Droit du sport,
L’homologation du CDD spécifique
Par Guillaume GHESTEM, Charles CALIMEZ, Avocats, et Victoria DREZE, Juriste
Photo by Scott Graham on Unsplash
Le Code du sport et la Convention collective nationale du sport (CCNS), qui est la principale convention collective applicable dans le monde du sport, prévoient que la Fédération, et le cas échéant la Ligue professionnelle, puissent introduire au sein de leurs règlements une procédure d’homologation des contrats de travail des sportifs et entraîneurs professionnels (L222-2-6 du Code du sport et 12.4 de la CCNS). Selon le Professeur KARAQUILLO, cette procédure permet “de vérifier que la conclusion des contrats de travail est en concordance avec les règles fédérales sur les mutations et les qualifications”. Cette procédure d’homologation est loin d’être anodine, notamment pour les clubs sportifs, et peut engendrer d’importantes conséquences, parfois préjudiciables.
Il est désormais inscrit dans la loi que le sport est un domaine particulier où les règles générales du droit du travail n’ont pas toujours vocation à s’appliquer. Face aux impératifs posés par un monde concurrentiel où le principe de l’équité des compétitions gouverne, le législateur est intervenu, par le biais de la loi du 27 novembre 2015, pour conforter la place du contrat de travail à durée déterminée dans le sport professionnel.
Désormais, pour la bonne application des règles du Code du sport, les sportifs et entraîneurs professionnels bénéficient d’une définition légale. Ainsi, l’article L. 222-2 du Code du sport dispose que :
Le sportif professionnel se définit comme toute personne ayant pour activité rémunérée l’exercice d’une activité sportive dans un lien de subordination juridique avec une association sportive ou une société sportive. L’entraîneur professionnel est quant à lui définit comme toute personne ayant pour activité principale rémunérée de préparer et d’encadrer l’activité sportive d’un ou plusieurs sportifs professionnels salariés dans un lien de subordination juridique avec une association sportive ou une société sportive et titulaire d’un diplôme, d’un titre à finalité professionnelle ou d’un certificat de qualification.

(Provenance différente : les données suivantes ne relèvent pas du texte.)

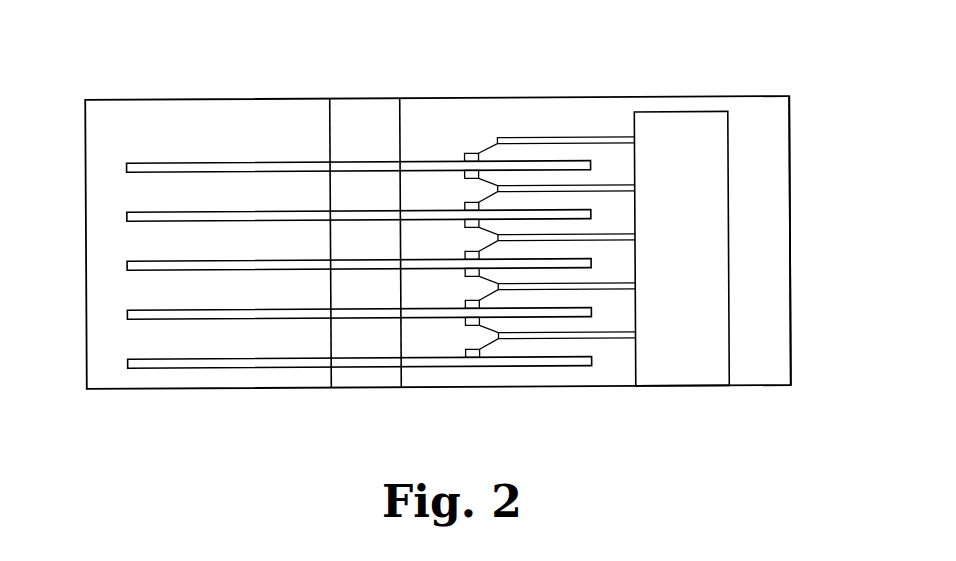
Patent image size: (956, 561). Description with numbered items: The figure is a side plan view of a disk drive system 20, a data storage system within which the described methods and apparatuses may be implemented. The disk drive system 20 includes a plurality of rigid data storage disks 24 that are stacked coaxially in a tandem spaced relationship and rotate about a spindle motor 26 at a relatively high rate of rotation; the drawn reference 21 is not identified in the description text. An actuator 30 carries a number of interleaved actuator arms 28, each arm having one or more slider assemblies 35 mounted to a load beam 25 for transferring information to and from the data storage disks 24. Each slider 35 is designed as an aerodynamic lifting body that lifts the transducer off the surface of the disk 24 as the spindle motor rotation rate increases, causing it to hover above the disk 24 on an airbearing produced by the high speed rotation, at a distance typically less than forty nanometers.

The disk drive system 20 is at (669, 63).
The substrate body 21 is at (792, 238).
The data storage disks 24 is at (127, 169).
The load beam 25 is at (485, 150).
The spindle motor 26 is at (360, 387).
The actuator arms 28 is at (535, 138).
The actuator 30 is at (677, 365).
The slider 35 is at (465, 157).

Ces définitions permettent d’encadrer le champ d’application des dispositions du Code du sport relatives au CDD spécifique, notamment celle relative à la procédure d’homologation.
La procédure d’homologation est une spécificité du monde sportif professionnel. En effet, par cette procédure, un tiers au contrat de travail, la Fédération ou Ligue professionnelle à laquelle est affiliée le club employeur, peut se prononcer sur la validité dudit CDD. Ce pouvoir discrétionnaire qui est laissé aux fédérations et ligues professionnelles ne s’exercent pas sans condition.
Pour pouvoir exercer un contrôle sur les contrats de travail conclus entre les clubs et les joueurs ou entraîneurs professionnels, l’instance concernée doit prévoir cette procédure d’homologation, ses modalités et ses conséquences sportives en cas de refus d’homologation, au sein de son règlement.
Ainsi, la Fédération (ou Ligue professionnelle) concernée peut, en principe, simplement impacter l’aspect sportif lié au CDD spécifique en cas d’absence ou de refus d’homologation. Généralement, la sanction appliquée par ces instances consiste en une impossibilité pour le joueur ou l’entraîneur professionnel concerné de participer aux compétitions officielles de ladite instance.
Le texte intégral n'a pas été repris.